What are Muslim women in love waiting for?

Also, the criteria that Sonia and Myriam look for in a man are quite simple and similar:

Kind, respectful. He must at least be educated, well educated, but also have an academic background. I don’t care if he’s rich or poor and I wish he had a sense of humor too. After that, I walk out of feeling, whether it’s Muslims and Jews or Christians or others, if you don’t have the feeling, you know. I want to spend my entire life with the person I want to relate to, so it has to happen naturally.

Sonia

For the two women, the “cultural” criterion is decisive. When they meet someone, they project themselves into marriage. If the person is not of the same religious denomination, the marriage cannot be validated… Also, faith is something they want to share with their husbands, to pass it on to their children later.

Conversion is a bit long, but if I know that the person has this desire and is sincere, why not. But it is usually not sincere, people convert to marriage, but then there is no practice. It would really be necessary that the person is already interested in it or that the course is already committed.

Sonia

As for the elimination criteria, they are pretty identical for the two women as well:

I am conservative about some things. But for example, a man who wants his wife to stay home and take care of the children is not possible for me because I have ambitions. I still have a fairly modern view. This doesn’t stop me from exercising as I should, according to a basic framework. But I couldn’t necessarily be with a man who sees himself as the head of the family and who makes all the decisions. There must be a balance.

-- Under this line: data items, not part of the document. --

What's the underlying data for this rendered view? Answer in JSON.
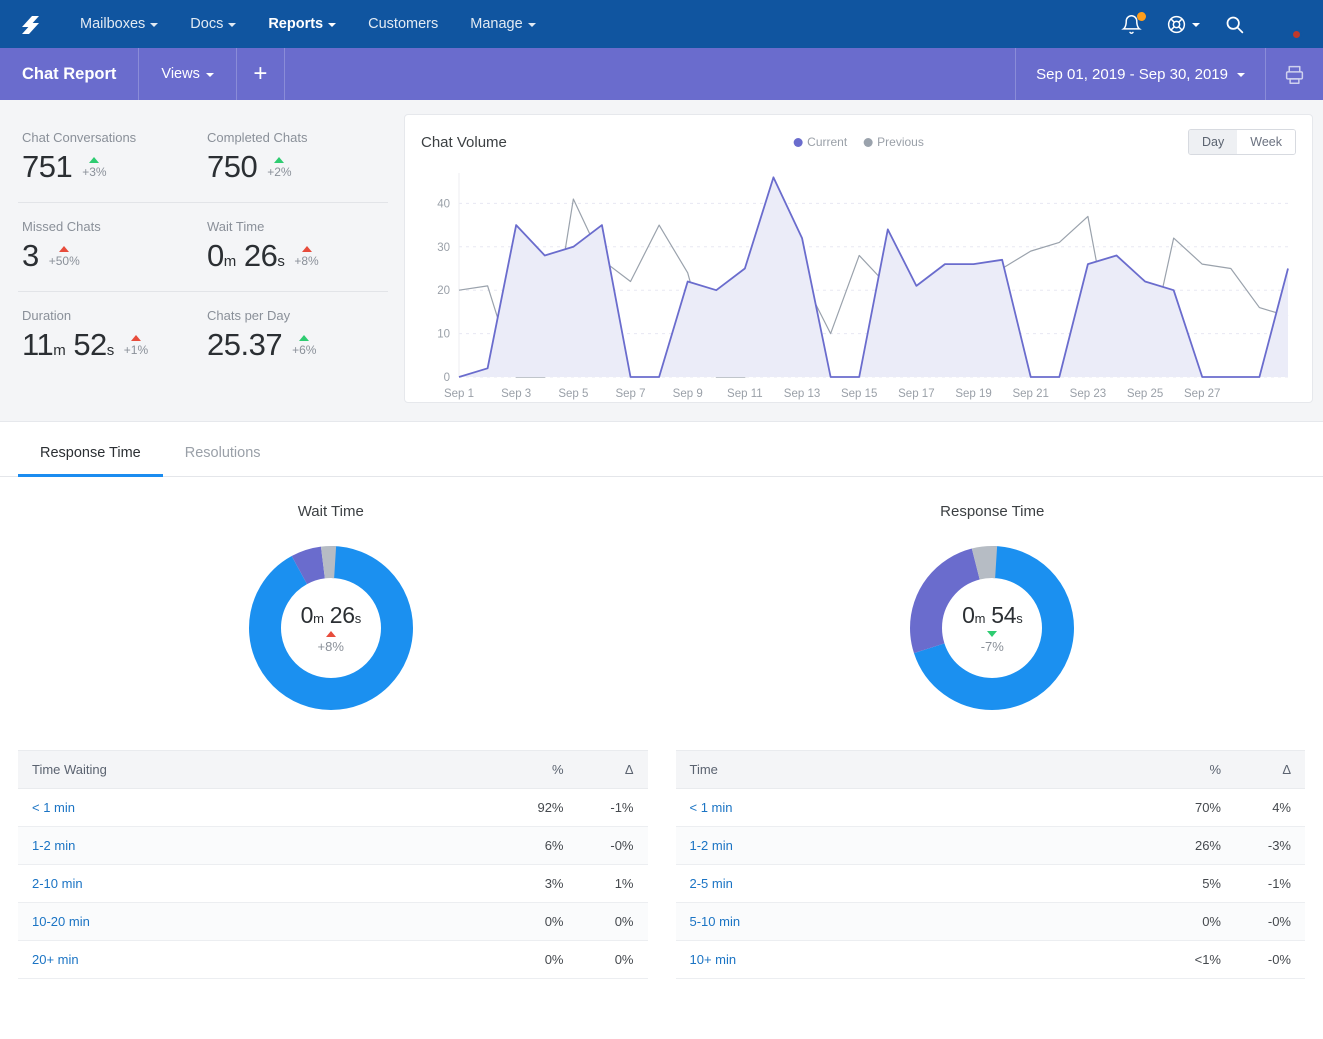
{
  "topnav": {
    "logo_icon": "helpscout-logo-icon",
    "items": [
      {
        "label": "Mailboxes",
        "has_caret": true,
        "active": false
      },
      {
        "label": "Docs",
        "has_caret": true,
        "active": false
      },
      {
        "label": "Reports",
        "has_caret": true,
        "active": true
      },
      {
        "label": "Customers",
        "has_caret": false,
        "active": false
      },
      {
        "label": "Manage",
        "has_caret": true,
        "active": false
      }
    ],
    "notifications_icon": "bell-icon",
    "help_icon": "lifebuoy-icon",
    "search_icon": "search-icon",
    "avatar_icon": "user-avatar"
  },
  "subnav": {
    "title": "Chat Report",
    "views_label": "Views",
    "add_label": "+",
    "date_range": "Sep 01, 2019 - Sep 30, 2019",
    "print_icon": "printer-icon"
  },
  "kpis": [
    {
      "label": "Chat Conversations",
      "value": "751",
      "unit1": "",
      "value2": "",
      "unit2": "",
      "delta": "+3%",
      "dir": "up",
      "dir_color": "#2ecc71"
    },
    {
      "label": "Completed Chats",
      "value": "750",
      "unit1": "",
      "value2": "",
      "unit2": "",
      "delta": "+2%",
      "dir": "up",
      "dir_color": "#2ecc71"
    },
    {
      "label": "Missed Chats",
      "value": "3",
      "unit1": "",
      "value2": "",
      "unit2": "",
      "delta": "+50%",
      "dir": "up",
      "dir_color": "#e74c3c"
    },
    {
      "label": "Wait Time",
      "value": "0",
      "unit1": "m",
      "value2": "26",
      "unit2": "s",
      "delta": "+8%",
      "dir": "up",
      "dir_color": "#e74c3c"
    },
    {
      "label": "Duration",
      "value": "11",
      "unit1": "m",
      "value2": "52",
      "unit2": "s",
      "delta": "+1%",
      "dir": "up",
      "dir_color": "#e74c3c"
    },
    {
      "label": "Chats per Day",
      "value": "25.37",
      "unit1": "",
      "value2": "",
      "unit2": "",
      "delta": "+6%",
      "dir": "up",
      "dir_color": "#2ecc71"
    }
  ],
  "chart_card": {
    "title": "Chat Volume",
    "legend": [
      {
        "label": "Current",
        "color": "#6a6ccd"
      },
      {
        "label": "Previous",
        "color": "#9aa2ac"
      }
    ],
    "toggle": {
      "options": [
        "Day",
        "Week"
      ],
      "selected": "Day"
    }
  },
  "chart_data": {
    "type": "line",
    "title": "Chat Volume",
    "xlabel": "",
    "ylabel": "",
    "ylim": [
      0,
      47
    ],
    "yticks": [
      0,
      10,
      20,
      30,
      40
    ],
    "grid": true,
    "legend_position": "top-center",
    "x": [
      "Sep 1",
      "Sep 2",
      "Sep 3",
      "Sep 4",
      "Sep 5",
      "Sep 6",
      "Sep 7",
      "Sep 8",
      "Sep 9",
      "Sep 10",
      "Sep 11",
      "Sep 12",
      "Sep 13",
      "Sep 14",
      "Sep 15",
      "Sep 16",
      "Sep 17",
      "Sep 18",
      "Sep 19",
      "Sep 20",
      "Sep 21",
      "Sep 22",
      "Sep 23",
      "Sep 24",
      "Sep 25",
      "Sep 26",
      "Sep 27",
      "Sep 28",
      "Sep 29",
      "Sep 30"
    ],
    "xticks": [
      "Sep 1",
      "Sep 3",
      "Sep 5",
      "Sep 7",
      "Sep 9",
      "Sep 11",
      "Sep 13",
      "Sep 15",
      "Sep 17",
      "Sep 19",
      "Sep 21",
      "Sep 23",
      "Sep 25",
      "Sep 27"
    ],
    "series": [
      {
        "name": "Current",
        "color": "#6a6ccd",
        "fill": "#ebecf8",
        "values": [
          0,
          2,
          35,
          28,
          30,
          35,
          0,
          0,
          22,
          20,
          25,
          46,
          32,
          0,
          0,
          34,
          21,
          26,
          26,
          27,
          0,
          0,
          26,
          28,
          22,
          20,
          0,
          0,
          0,
          25
        ]
      },
      {
        "name": "Previous",
        "color": "#9aa2ac",
        "fill": "none",
        "values": [
          20,
          21,
          0,
          0,
          41,
          27,
          22,
          35,
          24,
          0,
          0,
          10,
          23,
          10,
          28,
          21,
          2,
          2,
          25,
          25,
          29,
          31,
          37,
          2,
          2,
          32,
          26,
          25,
          16,
          14
        ]
      }
    ]
  },
  "tabs": [
    {
      "label": "Response Time",
      "active": true
    },
    {
      "label": "Resolutions",
      "active": false
    }
  ],
  "donuts": [
    {
      "title": "Wait Time",
      "value": "0",
      "unit1": "m",
      "value2": "26",
      "unit2": "s",
      "delta": "+8%",
      "dir": "up",
      "dir_color": "#e74c3c",
      "segments": [
        {
          "label": "< 1 min",
          "pct": 92,
          "color": "#1b90f0"
        },
        {
          "label": "1-2 min",
          "pct": 6,
          "color": "#6a6ccd"
        },
        {
          "label": "2-10 min",
          "pct": 3,
          "color": "#b6bcc4"
        }
      ]
    },
    {
      "title": "Response Time",
      "value": "0",
      "unit1": "m",
      "value2": "54",
      "unit2": "s",
      "delta": "-7%",
      "dir": "down",
      "dir_color": "#2ecc71",
      "segments": [
        {
          "label": "< 1 min",
          "pct": 70,
          "color": "#1b90f0"
        },
        {
          "label": "1-2 min",
          "pct": 26,
          "color": "#6a6ccd"
        },
        {
          "label": "2-5 min",
          "pct": 5,
          "color": "#b6bcc4"
        }
      ]
    }
  ],
  "tables": [
    {
      "headers": [
        "Time Waiting",
        "%",
        "Δ"
      ],
      "rows": [
        {
          "name": "< 1 min",
          "pct": "92%",
          "delta": "-1%"
        },
        {
          "name": "1-2 min",
          "pct": "6%",
          "delta": "-0%"
        },
        {
          "name": "2-10 min",
          "pct": "3%",
          "delta": "1%"
        },
        {
          "name": "10-20 min",
          "pct": "0%",
          "delta": "0%"
        },
        {
          "name": "20+ min",
          "pct": "0%",
          "delta": "0%"
        }
      ]
    },
    {
      "headers": [
        "Time",
        "%",
        "Δ"
      ],
      "rows": [
        {
          "name": "< 1 min",
          "pct": "70%",
          "delta": "4%"
        },
        {
          "name": "1-2 min",
          "pct": "26%",
          "delta": "-3%"
        },
        {
          "name": "2-5 min",
          "pct": "5%",
          "delta": "-1%"
        },
        {
          "name": "5-10 min",
          "pct": "0%",
          "delta": "-0%"
        },
        {
          "name": "10+ min",
          "pct": "<1%",
          "delta": "-0%"
        }
      ]
    }
  ]
}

I go back a little to the principle of conservatism. Many men hide behind this to say, “my wife does all the housework”. Some have not necessarily understood the principle. Because in Islam the woman is literally on a pedestal, it is said that heaven is under her feet. So women should be loved, we take care of them and don’t try to make them waitresses.

Miriam

redd-Holding-hend-with-shadow-hawayaxmadmoizelle
Credits: Redd / Unsplash

“I’ve already been educated, I don’t need a second father, I know my limits”

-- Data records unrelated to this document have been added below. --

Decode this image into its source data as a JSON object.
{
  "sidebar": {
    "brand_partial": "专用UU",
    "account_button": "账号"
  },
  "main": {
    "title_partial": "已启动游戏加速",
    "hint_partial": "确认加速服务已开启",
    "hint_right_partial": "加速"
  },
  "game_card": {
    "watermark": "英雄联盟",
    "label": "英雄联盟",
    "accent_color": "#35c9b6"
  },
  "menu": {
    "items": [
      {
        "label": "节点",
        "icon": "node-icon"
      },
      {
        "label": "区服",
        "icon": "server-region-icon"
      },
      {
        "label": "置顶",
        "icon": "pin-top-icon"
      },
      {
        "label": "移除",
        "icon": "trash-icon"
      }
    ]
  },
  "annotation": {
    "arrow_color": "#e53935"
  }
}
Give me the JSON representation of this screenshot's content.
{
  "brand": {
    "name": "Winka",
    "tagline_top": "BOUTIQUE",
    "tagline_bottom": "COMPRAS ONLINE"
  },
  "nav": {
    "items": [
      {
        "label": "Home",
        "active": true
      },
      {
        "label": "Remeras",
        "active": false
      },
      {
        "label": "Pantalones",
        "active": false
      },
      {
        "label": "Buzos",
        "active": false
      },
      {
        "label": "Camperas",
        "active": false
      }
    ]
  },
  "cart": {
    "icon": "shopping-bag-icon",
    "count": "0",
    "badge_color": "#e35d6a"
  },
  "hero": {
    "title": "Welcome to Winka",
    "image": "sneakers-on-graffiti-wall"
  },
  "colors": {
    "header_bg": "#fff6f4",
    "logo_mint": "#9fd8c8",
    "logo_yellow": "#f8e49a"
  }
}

Today you have the right to work and do what you want so there is no submission. Absolutely 100% of the veiled women I know chose it out of conviction and I’m happy with it. They are teachers, doctors and people from my family or those around me, so this doesn’t stop them from having a fully fulfilled life. This submission exists, but it’s not my case and it’s not something I see in my everyday life. I am very feminist, I grew up with two brothers, so I will not be trampled on.

Sonia

For the two women, the extremist images conveyed exist to create fear and this is true for all cults. As if a woman couldn’t make the choice to get spiritually involved on her own, she would necessarily be coerced by a man.

In fact, it makes me laugh when we say it, because in the end these are people who are not even knowledgeable about the culture. I just want to tell them to educate themselves, to go talk to the fellow practitioners and ask them the question directly. They will see that a Muslim woman is absolutely not submissive. Women who wear the veil, in general, wear it by choice for the most part. In Islam there is no submission, we are only subject to God, not to any man.

Miriam

Choose a lifestyle oriented towards spirituality, whatever the object of his cult it is not an obstacle to making romantic encounters. There are many ways to meet men who share the same faith interests. Furthermore, regardless of the culture we embrace, this does not prevent us from having feminist values ​​and living our commitments as everyone wishes.

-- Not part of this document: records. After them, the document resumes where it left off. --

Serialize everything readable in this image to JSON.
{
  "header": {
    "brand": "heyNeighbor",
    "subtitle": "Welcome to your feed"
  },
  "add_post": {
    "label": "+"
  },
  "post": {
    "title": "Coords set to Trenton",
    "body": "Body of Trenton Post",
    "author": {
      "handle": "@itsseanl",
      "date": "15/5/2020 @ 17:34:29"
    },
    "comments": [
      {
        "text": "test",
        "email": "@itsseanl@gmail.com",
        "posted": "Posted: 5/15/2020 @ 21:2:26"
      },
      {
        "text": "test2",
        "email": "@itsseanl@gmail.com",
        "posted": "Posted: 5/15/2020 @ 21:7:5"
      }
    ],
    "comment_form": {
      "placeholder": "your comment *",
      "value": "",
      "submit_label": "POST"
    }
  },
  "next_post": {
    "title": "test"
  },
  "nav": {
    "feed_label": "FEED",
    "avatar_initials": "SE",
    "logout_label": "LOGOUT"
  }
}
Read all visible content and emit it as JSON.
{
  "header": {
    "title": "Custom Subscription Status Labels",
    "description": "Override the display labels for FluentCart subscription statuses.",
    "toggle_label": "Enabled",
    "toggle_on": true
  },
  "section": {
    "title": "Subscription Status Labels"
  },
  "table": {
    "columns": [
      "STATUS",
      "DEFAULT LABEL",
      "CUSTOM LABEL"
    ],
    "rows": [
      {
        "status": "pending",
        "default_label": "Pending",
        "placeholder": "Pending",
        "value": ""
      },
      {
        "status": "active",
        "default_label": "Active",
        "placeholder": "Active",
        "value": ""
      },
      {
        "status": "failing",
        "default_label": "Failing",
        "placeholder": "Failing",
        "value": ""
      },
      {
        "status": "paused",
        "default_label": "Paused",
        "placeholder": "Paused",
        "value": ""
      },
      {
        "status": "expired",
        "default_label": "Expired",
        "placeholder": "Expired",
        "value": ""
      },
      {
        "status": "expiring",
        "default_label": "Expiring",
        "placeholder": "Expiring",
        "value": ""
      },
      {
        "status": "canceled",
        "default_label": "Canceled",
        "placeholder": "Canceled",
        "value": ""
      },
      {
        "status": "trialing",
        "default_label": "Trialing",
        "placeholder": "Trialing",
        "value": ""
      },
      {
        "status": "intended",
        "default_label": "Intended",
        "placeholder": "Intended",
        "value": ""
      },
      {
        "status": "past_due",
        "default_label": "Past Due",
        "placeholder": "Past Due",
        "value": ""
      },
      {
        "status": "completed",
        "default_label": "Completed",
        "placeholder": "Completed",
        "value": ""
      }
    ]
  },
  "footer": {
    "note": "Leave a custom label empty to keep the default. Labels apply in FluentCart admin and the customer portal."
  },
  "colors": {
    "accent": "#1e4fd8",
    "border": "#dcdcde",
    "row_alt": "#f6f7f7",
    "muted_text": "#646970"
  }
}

Are you of Muslim faith? Why Choose Hawaya Dating App:

In addition to the fact that this very melodious name means my love in Arabic, Hawaya allows online dating to be compatible and adapted to the life that Muslim women have chosen. Hawaya’s men share:

  • The same way of life and the same vision of the couple
  • The desire to build a serious relationship
  • The same cultural beliefs and values

The meetings are held with respect and with the consent of all, and in a safe way thanks to the moderators.